Elizabeth is Missing (Costa First Novel Award Winner)
Emma Healey’s debut novel is a Christmas cake of a treat: a rich mix of detective, mystery, thriller, which gives an insightful rendition of the workings of a mind taken over by dementia and the effects of the condition on others. The imagery throughout is cleverly worked into the narrative, linking the vital elements of the plot into a visual collage.
Maud, the main protagonist, struggles to remember her appointments, where she lives and sometimes who her family members are. However, she does remember something very important and that is the fact that her friend , “Elizabeth is Missing”, a refrain she recites at various points of the narrative and writes on scraps of paper to remind herself. While her interpretation of this fact is jumbled, she moves between living in the present moment and re-living the mystery of her sister, Sukey, who went missing seventy years ago. As she pieces together bits of evidence and fragmented memories, Maud remembers what other people had thought unimportant and her reliance on the truth these crumbs provide is the key to the unsolved riddle. The temporal cause-effect line of detection is marvellously muddled; even as she is pondering her main line of questioning on the whereabouts of Elizabeth, which she knows to be valid, even when no-one else will listen, she finds herself wondering whether she has the evidence in the right order.
Dementia with its confusing and often cruel and frustrating maelstrom of memories, thoughts and ideas are skilfully and delicately rendered in the narrative. Related in the first person through Maud, the reader is absorbed into her new reality of disjointed thoughts: her puzzlement at the changes going on around her, her awareness of the familiarity of faces, people and places – without actual recognition – cleverly evokes some of the frightening aspects of dementia. However, Maud’s long term memory serves her well, bringing events and people from her past to the forefront of her mind.
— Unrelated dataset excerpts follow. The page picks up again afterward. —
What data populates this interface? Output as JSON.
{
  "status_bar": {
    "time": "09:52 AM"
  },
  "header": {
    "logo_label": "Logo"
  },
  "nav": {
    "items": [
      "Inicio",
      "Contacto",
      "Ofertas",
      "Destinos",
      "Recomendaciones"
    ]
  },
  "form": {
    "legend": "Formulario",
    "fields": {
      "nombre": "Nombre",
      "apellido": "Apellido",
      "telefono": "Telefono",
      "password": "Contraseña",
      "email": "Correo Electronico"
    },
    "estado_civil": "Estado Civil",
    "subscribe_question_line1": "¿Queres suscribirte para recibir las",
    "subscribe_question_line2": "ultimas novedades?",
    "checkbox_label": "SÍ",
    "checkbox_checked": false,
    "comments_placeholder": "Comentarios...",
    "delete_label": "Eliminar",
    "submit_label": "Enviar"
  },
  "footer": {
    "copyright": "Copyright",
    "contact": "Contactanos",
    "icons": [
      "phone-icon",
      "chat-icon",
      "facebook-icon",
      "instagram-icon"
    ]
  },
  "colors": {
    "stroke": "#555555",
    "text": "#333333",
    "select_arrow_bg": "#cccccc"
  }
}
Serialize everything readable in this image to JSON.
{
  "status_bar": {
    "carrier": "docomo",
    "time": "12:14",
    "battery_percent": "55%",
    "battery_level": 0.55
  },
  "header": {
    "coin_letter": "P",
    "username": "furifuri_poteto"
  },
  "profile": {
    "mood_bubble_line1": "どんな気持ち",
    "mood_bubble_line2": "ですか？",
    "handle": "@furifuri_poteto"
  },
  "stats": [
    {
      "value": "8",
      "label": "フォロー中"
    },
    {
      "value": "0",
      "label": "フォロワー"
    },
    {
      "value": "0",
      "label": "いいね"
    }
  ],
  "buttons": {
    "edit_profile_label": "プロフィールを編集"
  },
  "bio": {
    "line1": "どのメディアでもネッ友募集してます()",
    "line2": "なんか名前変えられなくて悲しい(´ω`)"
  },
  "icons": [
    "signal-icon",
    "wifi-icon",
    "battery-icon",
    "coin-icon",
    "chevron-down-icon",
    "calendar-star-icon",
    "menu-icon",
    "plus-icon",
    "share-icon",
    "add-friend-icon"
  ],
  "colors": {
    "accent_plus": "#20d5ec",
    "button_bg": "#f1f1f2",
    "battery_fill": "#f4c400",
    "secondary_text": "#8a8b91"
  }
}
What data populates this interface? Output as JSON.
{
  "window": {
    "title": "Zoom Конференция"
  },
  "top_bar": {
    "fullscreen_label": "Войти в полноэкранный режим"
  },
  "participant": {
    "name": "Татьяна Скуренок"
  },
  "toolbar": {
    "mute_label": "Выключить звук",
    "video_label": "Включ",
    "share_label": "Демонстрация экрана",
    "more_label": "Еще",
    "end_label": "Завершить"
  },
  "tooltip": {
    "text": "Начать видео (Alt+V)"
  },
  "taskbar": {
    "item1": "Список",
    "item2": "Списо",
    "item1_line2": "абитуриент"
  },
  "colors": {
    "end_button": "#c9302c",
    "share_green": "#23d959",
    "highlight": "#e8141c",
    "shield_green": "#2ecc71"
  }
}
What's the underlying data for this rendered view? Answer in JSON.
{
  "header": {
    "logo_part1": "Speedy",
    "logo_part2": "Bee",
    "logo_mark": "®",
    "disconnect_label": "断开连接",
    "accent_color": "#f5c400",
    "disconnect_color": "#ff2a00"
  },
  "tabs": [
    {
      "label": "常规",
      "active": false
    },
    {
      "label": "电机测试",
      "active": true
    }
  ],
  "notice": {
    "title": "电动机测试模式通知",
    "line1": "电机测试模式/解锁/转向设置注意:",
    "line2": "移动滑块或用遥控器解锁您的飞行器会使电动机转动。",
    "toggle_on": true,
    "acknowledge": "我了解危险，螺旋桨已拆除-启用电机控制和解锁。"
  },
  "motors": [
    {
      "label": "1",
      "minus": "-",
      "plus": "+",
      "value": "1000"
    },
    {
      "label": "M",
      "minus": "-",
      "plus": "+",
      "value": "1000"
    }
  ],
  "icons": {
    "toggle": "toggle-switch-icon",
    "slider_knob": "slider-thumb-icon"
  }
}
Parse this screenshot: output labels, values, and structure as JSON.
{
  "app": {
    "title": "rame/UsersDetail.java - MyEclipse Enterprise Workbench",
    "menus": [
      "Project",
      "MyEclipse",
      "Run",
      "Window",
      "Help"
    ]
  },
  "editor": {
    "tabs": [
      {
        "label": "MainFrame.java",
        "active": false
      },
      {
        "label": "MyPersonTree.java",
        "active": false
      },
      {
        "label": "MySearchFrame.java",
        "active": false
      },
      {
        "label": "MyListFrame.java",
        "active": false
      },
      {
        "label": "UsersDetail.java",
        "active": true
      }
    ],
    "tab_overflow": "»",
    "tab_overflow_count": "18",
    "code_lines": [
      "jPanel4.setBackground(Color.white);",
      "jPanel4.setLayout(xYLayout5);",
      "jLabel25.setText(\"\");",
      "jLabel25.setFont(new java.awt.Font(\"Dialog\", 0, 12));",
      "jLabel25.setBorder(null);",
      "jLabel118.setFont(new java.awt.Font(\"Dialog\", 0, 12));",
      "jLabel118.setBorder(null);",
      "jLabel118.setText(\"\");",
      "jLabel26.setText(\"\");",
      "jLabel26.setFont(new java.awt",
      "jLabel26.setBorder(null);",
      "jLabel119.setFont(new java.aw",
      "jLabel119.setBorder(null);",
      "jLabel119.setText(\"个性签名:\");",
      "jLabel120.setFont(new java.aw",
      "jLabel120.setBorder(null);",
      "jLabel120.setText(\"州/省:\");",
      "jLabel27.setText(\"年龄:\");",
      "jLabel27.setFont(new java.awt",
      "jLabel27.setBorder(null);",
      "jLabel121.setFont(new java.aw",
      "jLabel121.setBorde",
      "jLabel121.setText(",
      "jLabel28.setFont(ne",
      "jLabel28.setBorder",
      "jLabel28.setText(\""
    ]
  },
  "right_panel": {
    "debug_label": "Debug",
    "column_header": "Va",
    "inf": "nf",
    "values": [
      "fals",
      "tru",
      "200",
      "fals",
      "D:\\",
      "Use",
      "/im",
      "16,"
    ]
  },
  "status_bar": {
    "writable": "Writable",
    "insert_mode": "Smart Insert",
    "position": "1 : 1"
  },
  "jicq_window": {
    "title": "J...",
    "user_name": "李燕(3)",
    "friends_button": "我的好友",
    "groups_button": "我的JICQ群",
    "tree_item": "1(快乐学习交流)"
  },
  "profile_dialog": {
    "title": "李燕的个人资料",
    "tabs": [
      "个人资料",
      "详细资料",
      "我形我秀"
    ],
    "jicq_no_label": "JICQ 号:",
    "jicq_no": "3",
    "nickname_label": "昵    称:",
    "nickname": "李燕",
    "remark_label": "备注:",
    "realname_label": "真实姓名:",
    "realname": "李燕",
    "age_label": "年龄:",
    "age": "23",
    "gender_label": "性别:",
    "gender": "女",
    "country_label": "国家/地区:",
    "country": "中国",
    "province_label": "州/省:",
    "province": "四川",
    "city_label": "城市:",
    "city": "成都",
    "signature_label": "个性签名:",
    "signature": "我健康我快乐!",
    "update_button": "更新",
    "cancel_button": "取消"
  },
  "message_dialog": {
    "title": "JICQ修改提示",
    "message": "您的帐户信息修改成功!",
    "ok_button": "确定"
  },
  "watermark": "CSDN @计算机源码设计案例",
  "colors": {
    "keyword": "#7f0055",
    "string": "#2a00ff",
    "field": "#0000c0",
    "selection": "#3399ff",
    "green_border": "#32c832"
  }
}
The frustration for Maud and others suffering from dementia is how to communicate this in a way that can be understood; “’Elizabeth Is Missing’. It’s the wrong name, I know it’s the wrong name but I can’t think of the right one”. Yet it is Maud’s relationships, especially with the key people in her life, such as her daughter Helen and son Tom, heightened as they are in her mind, and all of which are vital for her emotional intelligence.
Healey’s sensitivity to the way in which the senses are sharpened in reminiscence is demonstrated through her rich imagery. One such example is that of the motif of seashells; sitting in a café with her children, Maud’s emotional self-awareness reveals both feelings of entrapment and of release at the way in which dementia breaks former social constraints: “I feel as if I’m inside a shell, and I’m an old woman so perhaps I’m allowed to change the rhyme a bit”; yet this image also calls to mind burying her sister in the sand and placing shells over her. As memories are raised by certain aromas, taste and smell also permeate the narrative; “the sweet but unpleasant smell of prunes heating in gravy” reminds Maud of her feelings on coming home after seeing her sister’s husband Frank in the pub. Again, synesthetic language not only enriches the reading experience but highlights important memories as Maud begins to unravel the mystery of Sukey’s disappearance.
Elizabeth is Missing is an exceptional debut novel and a worthy shortlisted Costa first novel prize contender. I look forward with eager anticipation to Healey’s next novel.